(08/05/2022, 04:00 AM)Daniel Wrote: ....
Sorry, I was on a combinatorial kick at the time. Due to the close connection between integer sequences and generating functions I displayed the iterated Fibonacci series in terms of an integer sequence. Let \(f(x)\) be the generating function for the Fibonacci series. The series associated with \(f^n(x)\) is then
\(\{0,1,n,n+n^2, -\frac{n}{2}+\frac{5n^2}{2}+n^3, -\frac{n}{3}+\frac{13n^3}{3}+n^4,\ldots\}\)
Fibonacci series
Let \(n=1\:\textrm{then}\:\{0,1,1,2,3,5,8 \ldots\}\)
OEIS A007440 Reversion of g.f. for Fibonacci numbers
Let \(n=-1\:\textrm{then}\:\{0,1,-1,0,2,-3,-2 \ldots\}\)

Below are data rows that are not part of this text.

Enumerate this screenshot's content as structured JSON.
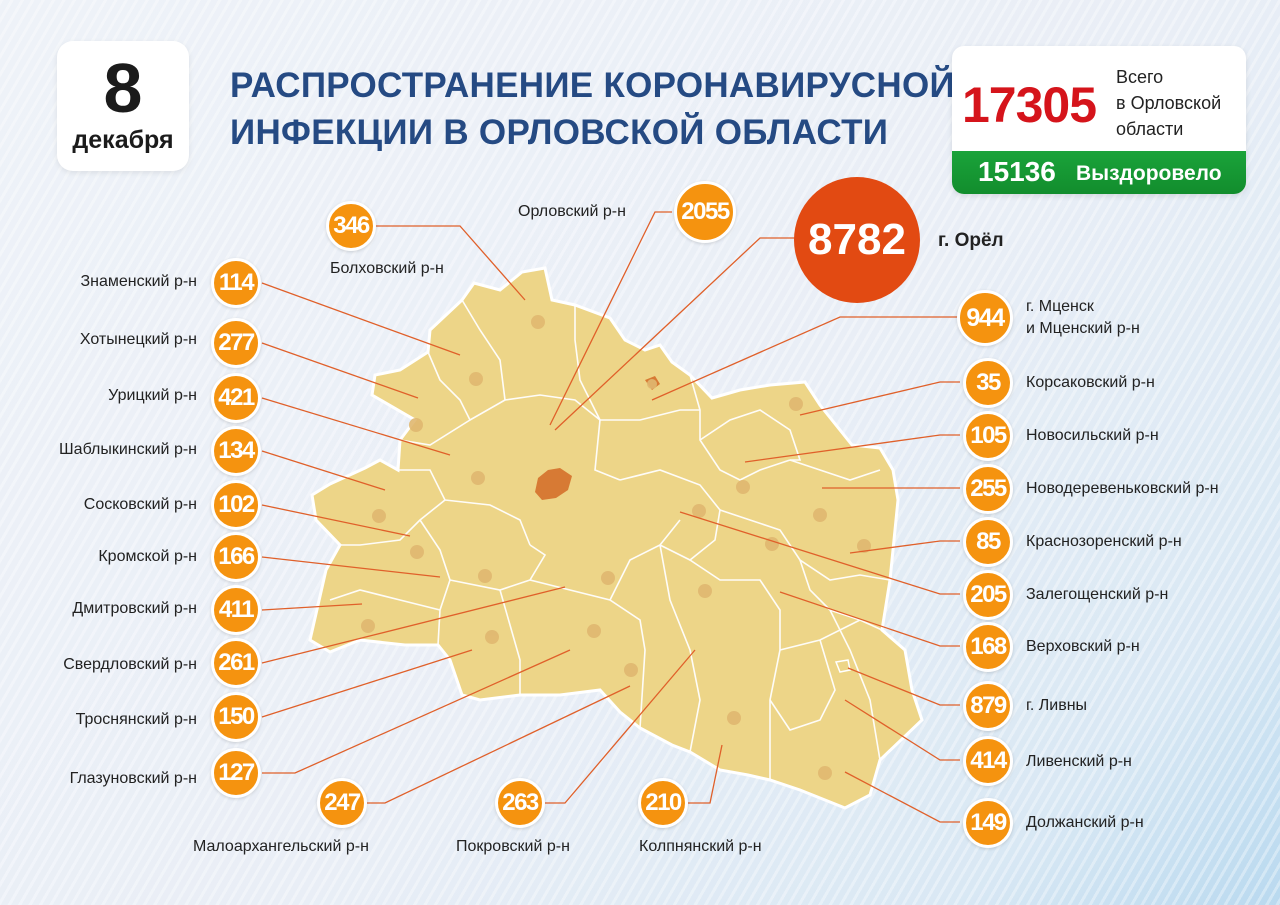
{
  "date": {
    "day": "8",
    "month": "декабря"
  },
  "title": {
    "line1": "РАСПРОСТРАНЕНИЕ КОРОНАВИРУСНОЙ",
    "line2": "ИНФЕКЦИИ В ОРЛОВСКОЙ ОБЛАСТИ"
  },
  "summary": {
    "total": "17305",
    "total_label_1": "Всего",
    "total_label_2": "в Орловской",
    "total_label_3": "области",
    "recovered": "15136",
    "recovered_label": "Выздоровело"
  },
  "city": {
    "value": "8782",
    "label": "г. Орёл"
  },
  "left_districts": [
    {
      "name": "Знаменский р-н",
      "value": "114"
    },
    {
      "name": "Хотынецкий р-н",
      "value": "277"
    },
    {
      "name": "Урицкий р-н",
      "value": "421"
    },
    {
      "name": "Шаблыкинский р-н",
      "value": "134"
    },
    {
      "name": "Сосковский р-н",
      "value": "102"
    },
    {
      "name": "Кромской р-н",
      "value": "166"
    },
    {
      "name": "Дмитровский р-н",
      "value": "411"
    },
    {
      "name": "Свердловский р-н",
      "value": "261"
    },
    {
      "name": "Троснянский р-н",
      "value": "150"
    },
    {
      "name": "Глазуновский р-н",
      "value": "127"
    }
  ],
  "right_districts": [
    {
      "name_1": "г. Мценск",
      "name_2": "и Мценский р-н",
      "value": "944"
    },
    {
      "name_1": "Корсаковский р-н",
      "name_2": "",
      "value": "35"
    },
    {
      "name_1": "Новосильский р-н",
      "name_2": "",
      "value": "105"
    },
    {
      "name_1": "Новодеревеньковский р-н",
      "name_2": "",
      "value": "255"
    },
    {
      "name_1": "Краснозоренский р-н",
      "name_2": "",
      "value": "85"
    },
    {
      "name_1": "Залегощенский р-н",
      "name_2": "",
      "value": "205"
    },
    {
      "name_1": "Верховский р-н",
      "name_2": "",
      "value": "168"
    },
    {
      "name_1": "г. Ливны",
      "name_2": "",
      "value": "879"
    },
    {
      "name_1": "Ливенский р-н",
      "name_2": "",
      "value": "414"
    },
    {
      "name_1": "Должанский р-н",
      "name_2": "",
      "value": "149"
    }
  ],
  "top_districts": [
    {
      "name": "Болховский р-н",
      "value": "346"
    },
    {
      "name": "Орловский р-н",
      "value": "2055"
    }
  ],
  "bottom_districts": [
    {
      "name": "Малоархангельский р-н",
      "value": "247"
    },
    {
      "name": "Покровский р-н",
      "value": "263"
    },
    {
      "name": "Колпнянский р-н",
      "value": "210"
    }
  ],
  "colors": {
    "badge": "#f5930f",
    "city_badge": "#e24a12",
    "map_fill": "#edd588",
    "title": "#254a83",
    "total": "#d5141b",
    "recovered_bar": "#16993a",
    "leader_line": "#e0602a"
  }
}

Not to sound wrong, how do we convert this into \(F(t)\) such that:
\[
F(t+2) = F(t+1) + F(t)\\
\]
Such that \(F(t)\) is real analytic (analytic for \(t\in \mathbb{R}\) and maps to \(\mathbb{R}\)). As much as I see where you're going, I'm confused about how you map it to a fibonacci solution. It seems close to what you are saying though.